La normalisation des relations entre le Maroc et Israël en décembre 2020 se manifeste également dans le domaine des avions sans pilote. L’armée marocaine a ainsi acquis 5 drones Hermes 900 auprès du constructeur israélien Elbit Systems. Elle possède également 2 à 3 drones Hermes 450 acquis en décembre 2020 auprès de la même entreprise.
Tentation du drone
Ce drone est utilisé pour des missions de reconnaissance, de surveillance et de relais de communications. En janvier 2020, trois drones Harfang, conçu par Airbus Group et Israël Aerospace Industries (IAI), ont été réceptionnés par Rabat.
Le drone Harfang, développé sur la base du drone israélien Heron, est un système destiné au renseignement, à la surveillance et la reconnaissance de cible.
Selon des sources militaires marocaines, ces drones sont uniquement utilisés pour les écoutes, la surveillance et les repérages, et non pour des attaques. Mais certains drones d’observation achetés par le Maroc auprès d’entreprises israéliennes disposent d’une option pour porter de petites charges explosives.
Mohamed Shkeir, expert militaire marocain, évoque dans la presse la livraison de 4 drones Hermes 900 « kamikaze » ou « suicide » dans le courant de l’année 2021. Il s’agit de drones capables de s’écraser sur les cibles visées.

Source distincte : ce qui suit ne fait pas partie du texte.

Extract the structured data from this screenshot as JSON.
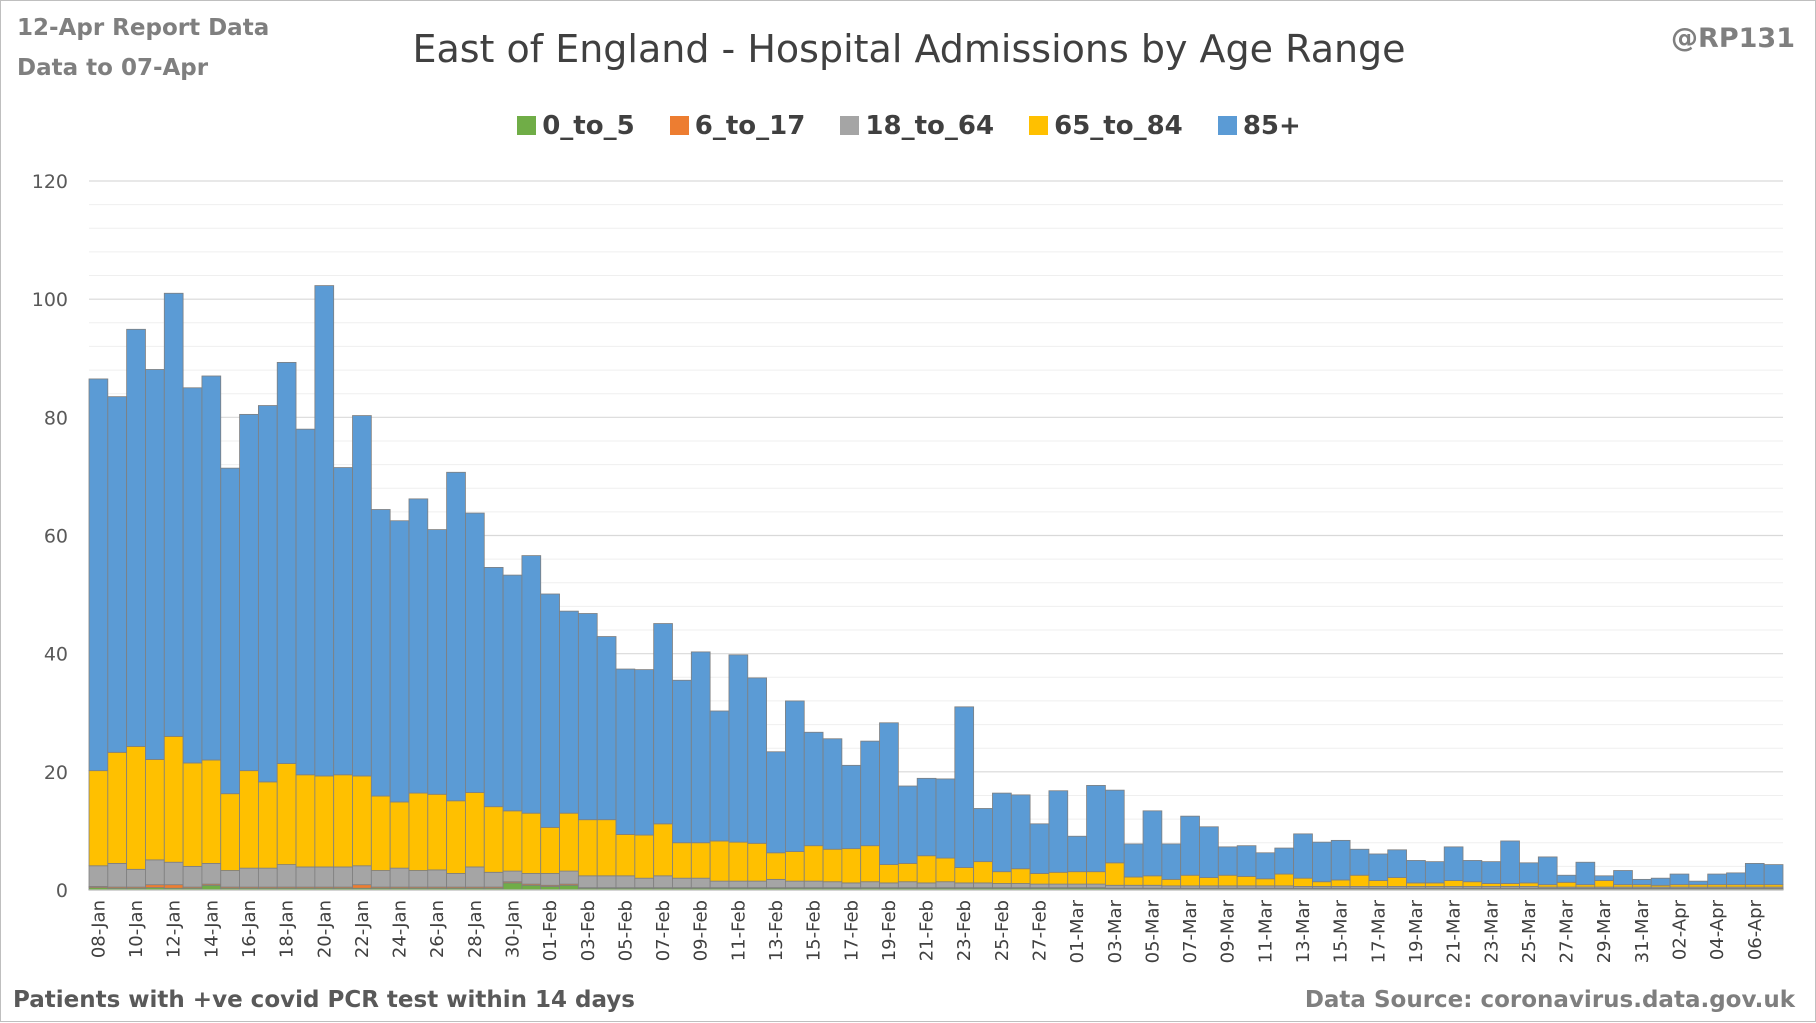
{
  "header": {
    "report_label": "12-Apr Report Data",
    "data_label": "Data to 07-Apr",
    "handle": "@RP131"
  },
  "footer": {
    "note": "Patients with  +ve covid PCR test within 14 days",
    "source": "Data Source: coronavirus.data.gov.uk"
  },
  "chart_data": {
    "type": "bar",
    "stacked": true,
    "title": "East of England - Hospital Admissions by Age Range",
    "xlabel": "",
    "ylabel": "",
    "ylim": [
      0,
      120
    ],
    "yticks": [
      0,
      20,
      40,
      60,
      80,
      100,
      120
    ],
    "grid": true,
    "legend_position": "top",
    "tick_labels": [
      "08-Jan",
      "10-Jan",
      "12-Jan",
      "14-Jan",
      "16-Jan",
      "18-Jan",
      "20-Jan",
      "22-Jan",
      "24-Jan",
      "26-Jan",
      "28-Jan",
      "30-Jan",
      "01-Feb",
      "03-Feb",
      "05-Feb",
      "07-Feb",
      "09-Feb",
      "11-Feb",
      "13-Feb",
      "15-Feb",
      "17-Feb",
      "19-Feb",
      "21-Feb",
      "23-Feb",
      "25-Feb",
      "27-Feb",
      "01-Mar",
      "03-Mar",
      "05-Mar",
      "07-Mar",
      "09-Mar",
      "11-Mar",
      "13-Mar",
      "15-Mar",
      "17-Mar",
      "19-Mar",
      "21-Mar",
      "23-Mar",
      "25-Mar",
      "27-Mar",
      "29-Mar",
      "31-Mar",
      "02-Apr",
      "04-Apr",
      "06-Apr"
    ],
    "categories": [
      "08-Jan",
      "09-Jan",
      "10-Jan",
      "11-Jan",
      "12-Jan",
      "13-Jan",
      "14-Jan",
      "15-Jan",
      "16-Jan",
      "17-Jan",
      "18-Jan",
      "19-Jan",
      "20-Jan",
      "21-Jan",
      "22-Jan",
      "23-Jan",
      "24-Jan",
      "25-Jan",
      "26-Jan",
      "27-Jan",
      "28-Jan",
      "29-Jan",
      "30-Jan",
      "31-Jan",
      "01-Feb",
      "02-Feb",
      "03-Feb",
      "04-Feb",
      "05-Feb",
      "06-Feb",
      "07-Feb",
      "08-Feb",
      "09-Feb",
      "10-Feb",
      "11-Feb",
      "12-Feb",
      "13-Feb",
      "14-Feb",
      "15-Feb",
      "16-Feb",
      "17-Feb",
      "18-Feb",
      "19-Feb",
      "20-Feb",
      "21-Feb",
      "22-Feb",
      "23-Feb",
      "24-Feb",
      "25-Feb",
      "26-Feb",
      "27-Feb",
      "28-Feb",
      "01-Mar",
      "02-Mar",
      "03-Mar",
      "04-Mar",
      "05-Mar",
      "06-Mar",
      "07-Mar",
      "08-Mar",
      "09-Mar",
      "10-Mar",
      "11-Mar",
      "12-Mar",
      "13-Mar",
      "14-Mar",
      "15-Mar",
      "16-Mar",
      "17-Mar",
      "18-Mar",
      "19-Mar",
      "20-Mar",
      "21-Mar",
      "22-Mar",
      "23-Mar",
      "24-Mar",
      "25-Mar",
      "26-Mar",
      "27-Mar",
      "28-Mar",
      "29-Mar",
      "30-Mar",
      "31-Mar",
      "01-Apr",
      "02-Apr",
      "03-Apr",
      "04-Apr",
      "05-Apr",
      "06-Apr",
      "07-Apr"
    ],
    "series": [
      {
        "name": "0_to_5",
        "color": "#70ad47",
        "values": [
          0.4,
          0.3,
          0.3,
          0.4,
          0.3,
          0.3,
          0.8,
          0.3,
          0.3,
          0.3,
          0.3,
          0.3,
          0.3,
          0.3,
          0.3,
          0.3,
          0.3,
          0.3,
          0.3,
          0.3,
          0.3,
          0.3,
          1.2,
          0.8,
          0.6,
          0.8,
          0.3,
          0.3,
          0.3,
          0.3,
          0.3,
          0.3,
          0.3,
          0.3,
          0.3,
          0.3,
          0.3,
          0.3,
          0.3,
          0.3,
          0.3,
          0.3,
          0.3,
          0.3,
          0.3,
          0.3,
          0.3,
          0.3,
          0.3,
          0.3,
          0.3,
          0.3,
          0.3,
          0.3,
          0.2,
          0.2,
          0.2,
          0.2,
          0.2,
          0.2,
          0.2,
          0.2,
          0.2,
          0.2,
          0.2,
          0.2,
          0.2,
          0.2,
          0.2,
          0.2,
          0.2,
          0.2,
          0.2,
          0.2,
          0.2,
          0.2,
          0.2,
          0.2,
          0.2,
          0.2,
          0.2,
          0.2,
          0.2,
          0.2,
          0.2,
          0.2,
          0.2,
          0.2,
          0.2,
          0.2
        ]
      },
      {
        "name": "6_to_17",
        "color": "#ed7d31",
        "values": [
          0.2,
          0.2,
          0.2,
          0.5,
          0.6,
          0.2,
          0.2,
          0.2,
          0.2,
          0.2,
          0.2,
          0.2,
          0.2,
          0.2,
          0.6,
          0.2,
          0.2,
          0.2,
          0.2,
          0.2,
          0.2,
          0.2,
          0.2,
          0.2,
          0.2,
          0.2,
          0.1,
          0.1,
          0.1,
          0.1,
          0.1,
          0.1,
          0.1,
          0.1,
          0.1,
          0.1,
          0.1,
          0.1,
          0.1,
          0.1,
          0.1,
          0.1,
          0.1,
          0.1,
          0.1,
          0.1,
          0.1,
          0.1,
          0.1,
          0.1,
          0.1,
          0.1,
          0.1,
          0.1,
          0.1,
          0.1,
          0.1,
          0.1,
          0.1,
          0.1,
          0.1,
          0.1,
          0.1,
          0.1,
          0.1,
          0.1,
          0.1,
          0.1,
          0.1,
          0.1,
          0.1,
          0.1,
          0.1,
          0.1,
          0.1,
          0.1,
          0.1,
          0.1,
          0.1,
          0.1,
          0.1,
          0.1,
          0.1,
          0.1,
          0.1,
          0.1,
          0.1,
          0.1,
          0.1,
          0.1
        ]
      },
      {
        "name": "18_to_64",
        "color": "#a5a5a5",
        "values": [
          3.5,
          4.0,
          3.0,
          4.2,
          3.8,
          3.5,
          3.5,
          2.8,
          3.2,
          3.2,
          3.8,
          3.4,
          3.4,
          3.4,
          3.2,
          2.8,
          3.2,
          2.8,
          2.9,
          2.3,
          3.4,
          2.5,
          1.8,
          1.8,
          2.0,
          2.2,
          2.0,
          2.0,
          2.0,
          1.6,
          2.0,
          1.6,
          1.6,
          1.1,
          1.1,
          1.1,
          1.4,
          1.1,
          1.1,
          1.0,
          0.8,
          1.0,
          0.8,
          1.0,
          0.8,
          1.0,
          0.8,
          0.8,
          0.7,
          0.7,
          0.6,
          0.6,
          0.6,
          0.6,
          0.5,
          0.5,
          0.5,
          0.4,
          0.4,
          0.4,
          0.4,
          0.4,
          0.4,
          0.4,
          0.3,
          0.3,
          0.3,
          0.3,
          0.3,
          0.3,
          0.3,
          0.3,
          0.3,
          0.3,
          0.3,
          0.3,
          0.3,
          0.2,
          0.2,
          0.2,
          0.2,
          0.2,
          0.2,
          0.2,
          0.2,
          0.2,
          0.2,
          0.2,
          0.2,
          0.2
        ]
      },
      {
        "name": "65_to_84",
        "color": "#ffc000",
        "values": [
          16.1,
          18.8,
          20.8,
          17.0,
          21.3,
          17.5,
          17.5,
          13.0,
          16.5,
          14.6,
          17.1,
          15.6,
          15.4,
          15.6,
          15.2,
          12.6,
          11.2,
          13.1,
          12.8,
          12.3,
          12.6,
          11.1,
          10.2,
          10.2,
          7.8,
          9.8,
          9.5,
          9.5,
          7.0,
          7.3,
          8.8,
          6.0,
          6.0,
          6.8,
          6.6,
          6.4,
          4.5,
          5.0,
          6.0,
          5.5,
          5.8,
          6.1,
          3.1,
          3.1,
          4.6,
          4.0,
          2.6,
          3.6,
          2.0,
          2.5,
          1.8,
          2.0,
          2.1,
          2.1,
          3.8,
          1.4,
          1.6,
          1.1,
          1.8,
          1.4,
          1.8,
          1.6,
          1.2,
          2.0,
          1.4,
          0.8,
          1.1,
          1.9,
          1.0,
          1.5,
          0.6,
          0.6,
          1.0,
          0.8,
          0.5,
          0.5,
          0.6,
          0.4,
          0.8,
          0.4,
          1.1,
          0.4,
          0.4,
          0.3,
          0.4,
          0.4,
          0.4,
          0.4,
          0.4,
          0.4
        ]
      },
      {
        "name": "85+",
        "color": "#5b9bd5",
        "values": [
          66.3,
          60.2,
          70.6,
          66.0,
          75.0,
          63.5,
          65.0,
          55.1,
          60.3,
          63.7,
          67.9,
          58.5,
          83.0,
          52.0,
          61.0,
          48.5,
          47.6,
          49.8,
          44.8,
          55.6,
          47.3,
          40.5,
          39.9,
          43.6,
          39.5,
          34.2,
          34.9,
          31.0,
          28.0,
          28.0,
          33.9,
          27.5,
          32.3,
          22.0,
          31.7,
          28.0,
          17.1,
          25.5,
          19.2,
          18.7,
          14.1,
          17.7,
          24.0,
          13.1,
          13.1,
          13.4,
          27.2,
          9.0,
          13.3,
          12.5,
          8.4,
          13.8,
          6.0,
          14.6,
          12.3,
          5.6,
          11.0,
          6.0,
          10.0,
          8.6,
          4.8,
          5.2,
          4.4,
          4.4,
          7.5,
          6.7,
          6.7,
          4.4,
          4.5,
          4.7,
          3.8,
          3.6,
          5.7,
          3.6,
          3.7,
          7.2,
          3.4,
          4.7,
          1.2,
          3.8,
          0.8,
          2.4,
          0.9,
          1.2,
          1.8,
          0.6,
          1.8,
          2.0,
          3.6,
          3.4
        ]
      }
    ]
  }
}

Dans le contexte d’intensification des tensions entre les deux voisins, que la perspective d’un conflit ouvert coûteux en vies humaines n’enchante guère, un recours accru aux drones pourrait être tentant. Surtout si l’Algérie décide de faire bénéficier le Polisario de son expertise en la matière, comme l’a fait l’Iran avec les rebelles yéménites Houthis face à l’Arabie saoudite.